Article Text
Abstract
Introduction/Background*Advanced epithelial ovarian cancer (EOC) is a severe disease with high mortality rate. Achieving complete cytoreduction (R=0; CCR) is crucial for the patient’s prognosis. Extensive peritoneal carcinomatosis is often the limiting factor for achieving CCR in EOC and therefore is the deciding factor for therapy planning. The Peritoneal Cancer Index (PCI) after Sugarbaker has been an established tool to describe the extension of the disease. A patient presenting a PCI < 25 is considered to be operable1. We examined the predictive power of various markers (CA-125, CT-scans, PCI) for achieving complete cytoreduction after neoadjuvant chemotherapy (NACT).

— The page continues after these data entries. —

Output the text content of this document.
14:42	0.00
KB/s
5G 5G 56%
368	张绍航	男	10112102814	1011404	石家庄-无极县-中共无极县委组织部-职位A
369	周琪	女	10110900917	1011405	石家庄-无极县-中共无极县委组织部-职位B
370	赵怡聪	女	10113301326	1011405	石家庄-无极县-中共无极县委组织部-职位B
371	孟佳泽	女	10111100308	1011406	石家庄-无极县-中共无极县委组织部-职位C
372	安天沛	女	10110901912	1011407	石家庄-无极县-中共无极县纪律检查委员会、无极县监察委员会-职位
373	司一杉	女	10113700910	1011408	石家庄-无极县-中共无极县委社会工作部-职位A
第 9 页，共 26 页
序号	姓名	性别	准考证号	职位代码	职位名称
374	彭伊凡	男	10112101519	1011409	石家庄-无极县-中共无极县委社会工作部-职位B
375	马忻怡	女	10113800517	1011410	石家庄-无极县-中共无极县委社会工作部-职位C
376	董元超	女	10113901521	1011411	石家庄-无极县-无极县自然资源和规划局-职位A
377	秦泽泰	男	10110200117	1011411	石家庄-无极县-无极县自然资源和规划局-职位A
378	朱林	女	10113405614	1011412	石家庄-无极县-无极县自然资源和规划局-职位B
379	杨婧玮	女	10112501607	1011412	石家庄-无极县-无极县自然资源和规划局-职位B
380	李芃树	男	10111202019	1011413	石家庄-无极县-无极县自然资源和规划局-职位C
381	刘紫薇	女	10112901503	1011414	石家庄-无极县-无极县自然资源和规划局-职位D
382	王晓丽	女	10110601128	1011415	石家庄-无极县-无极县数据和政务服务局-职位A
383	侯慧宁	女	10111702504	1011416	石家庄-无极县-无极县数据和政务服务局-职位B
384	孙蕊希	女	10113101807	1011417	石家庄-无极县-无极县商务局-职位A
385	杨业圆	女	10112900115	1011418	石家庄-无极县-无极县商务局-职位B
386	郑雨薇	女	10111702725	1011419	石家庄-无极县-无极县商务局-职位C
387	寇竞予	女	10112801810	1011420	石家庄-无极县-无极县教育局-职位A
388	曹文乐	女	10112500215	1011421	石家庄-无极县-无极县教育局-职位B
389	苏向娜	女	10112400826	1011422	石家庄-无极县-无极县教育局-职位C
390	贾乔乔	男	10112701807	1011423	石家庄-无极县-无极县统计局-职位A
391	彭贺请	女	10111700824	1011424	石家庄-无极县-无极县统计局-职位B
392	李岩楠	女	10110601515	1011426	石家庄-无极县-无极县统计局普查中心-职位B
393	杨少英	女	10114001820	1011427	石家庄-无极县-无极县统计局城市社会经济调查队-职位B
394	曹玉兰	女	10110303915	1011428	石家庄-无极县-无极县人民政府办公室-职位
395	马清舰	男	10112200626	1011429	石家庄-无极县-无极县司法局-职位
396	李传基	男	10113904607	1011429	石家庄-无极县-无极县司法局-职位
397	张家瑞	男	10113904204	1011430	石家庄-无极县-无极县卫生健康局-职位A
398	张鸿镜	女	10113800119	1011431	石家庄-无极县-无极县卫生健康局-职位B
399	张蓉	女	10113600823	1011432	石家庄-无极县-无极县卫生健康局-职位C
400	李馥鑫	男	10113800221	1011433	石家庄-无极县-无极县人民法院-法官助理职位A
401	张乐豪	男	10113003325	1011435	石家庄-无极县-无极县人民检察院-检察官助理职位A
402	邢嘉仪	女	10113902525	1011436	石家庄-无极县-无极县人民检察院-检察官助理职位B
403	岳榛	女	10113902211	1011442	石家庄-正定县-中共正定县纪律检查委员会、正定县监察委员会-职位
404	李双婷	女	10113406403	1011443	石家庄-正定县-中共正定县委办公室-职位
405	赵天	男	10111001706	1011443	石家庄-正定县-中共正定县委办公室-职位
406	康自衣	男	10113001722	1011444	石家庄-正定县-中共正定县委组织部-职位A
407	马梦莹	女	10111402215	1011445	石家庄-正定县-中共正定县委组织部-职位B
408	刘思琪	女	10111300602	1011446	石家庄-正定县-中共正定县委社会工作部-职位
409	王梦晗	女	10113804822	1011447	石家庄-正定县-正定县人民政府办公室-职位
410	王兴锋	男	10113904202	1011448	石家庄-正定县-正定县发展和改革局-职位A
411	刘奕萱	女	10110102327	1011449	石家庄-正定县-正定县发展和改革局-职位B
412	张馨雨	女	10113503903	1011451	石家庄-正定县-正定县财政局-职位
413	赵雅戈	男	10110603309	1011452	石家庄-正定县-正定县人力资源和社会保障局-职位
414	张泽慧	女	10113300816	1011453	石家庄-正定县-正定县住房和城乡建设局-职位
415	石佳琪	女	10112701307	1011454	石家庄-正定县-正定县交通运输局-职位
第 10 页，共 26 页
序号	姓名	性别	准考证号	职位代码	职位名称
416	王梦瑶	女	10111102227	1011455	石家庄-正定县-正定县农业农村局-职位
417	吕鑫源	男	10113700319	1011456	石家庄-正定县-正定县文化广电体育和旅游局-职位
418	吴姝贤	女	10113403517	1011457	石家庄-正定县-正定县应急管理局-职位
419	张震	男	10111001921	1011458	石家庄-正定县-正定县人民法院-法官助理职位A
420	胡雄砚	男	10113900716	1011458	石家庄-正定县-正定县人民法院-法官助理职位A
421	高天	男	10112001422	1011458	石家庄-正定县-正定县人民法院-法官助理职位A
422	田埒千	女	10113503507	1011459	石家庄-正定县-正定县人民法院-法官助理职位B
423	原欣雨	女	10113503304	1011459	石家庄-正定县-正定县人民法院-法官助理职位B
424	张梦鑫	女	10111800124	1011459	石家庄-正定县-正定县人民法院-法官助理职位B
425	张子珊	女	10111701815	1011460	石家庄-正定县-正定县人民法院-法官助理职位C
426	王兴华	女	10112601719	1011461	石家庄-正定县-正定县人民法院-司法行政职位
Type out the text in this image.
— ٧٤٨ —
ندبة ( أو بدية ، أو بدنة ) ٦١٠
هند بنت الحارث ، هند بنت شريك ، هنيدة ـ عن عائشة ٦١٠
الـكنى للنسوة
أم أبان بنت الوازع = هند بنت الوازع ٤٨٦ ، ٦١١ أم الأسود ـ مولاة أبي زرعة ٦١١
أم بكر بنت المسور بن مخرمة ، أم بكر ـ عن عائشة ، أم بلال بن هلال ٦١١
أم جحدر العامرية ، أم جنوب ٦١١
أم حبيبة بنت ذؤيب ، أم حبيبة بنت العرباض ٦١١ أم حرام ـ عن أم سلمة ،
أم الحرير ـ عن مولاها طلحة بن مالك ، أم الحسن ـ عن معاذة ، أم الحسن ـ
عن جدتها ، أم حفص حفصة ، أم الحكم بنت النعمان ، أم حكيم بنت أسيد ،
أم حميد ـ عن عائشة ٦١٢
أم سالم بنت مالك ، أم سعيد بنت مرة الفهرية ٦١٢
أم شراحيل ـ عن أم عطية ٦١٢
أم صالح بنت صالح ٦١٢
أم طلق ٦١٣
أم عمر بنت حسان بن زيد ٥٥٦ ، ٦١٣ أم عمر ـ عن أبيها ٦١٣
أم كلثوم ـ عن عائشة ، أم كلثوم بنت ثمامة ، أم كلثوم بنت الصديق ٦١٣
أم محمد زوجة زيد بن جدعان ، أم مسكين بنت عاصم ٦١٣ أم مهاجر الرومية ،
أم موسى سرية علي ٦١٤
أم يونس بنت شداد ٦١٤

Methodology The data of 23 patients treated in our hospital between 01/2015 und 12/2020 with inoperable EOC were retrospectively analyzed. Clinical and radiological data were collected and statistically analysed (univariate analysis: Chi-Square Tests, Mann-Whitney U test and multivariate analysis: Binary logistic regression, ROC-curve).
Result(s)*The reduction of the PCI itself after neoadjuvant chemotherapy showed to be a powerful predictor for complete cytoreduction (CCR), but it also showed to be significant even if the different PCI baseline values were considered. The reduction of the initial PCI score by minimum 8.5 points was a better predictor for CCR than the PCI < 25.
Neither the RECIST analysis2 of the CT-scans nor the reduction of the tumor marker CA-125 proved to be a significant predictor.
Conclusion*Whether CCR can be achieved during debulking surgery, is best predicted by the reduction of the PCI. A combination of the three markers might be even more powerful. Larger studies are needed to confirm this.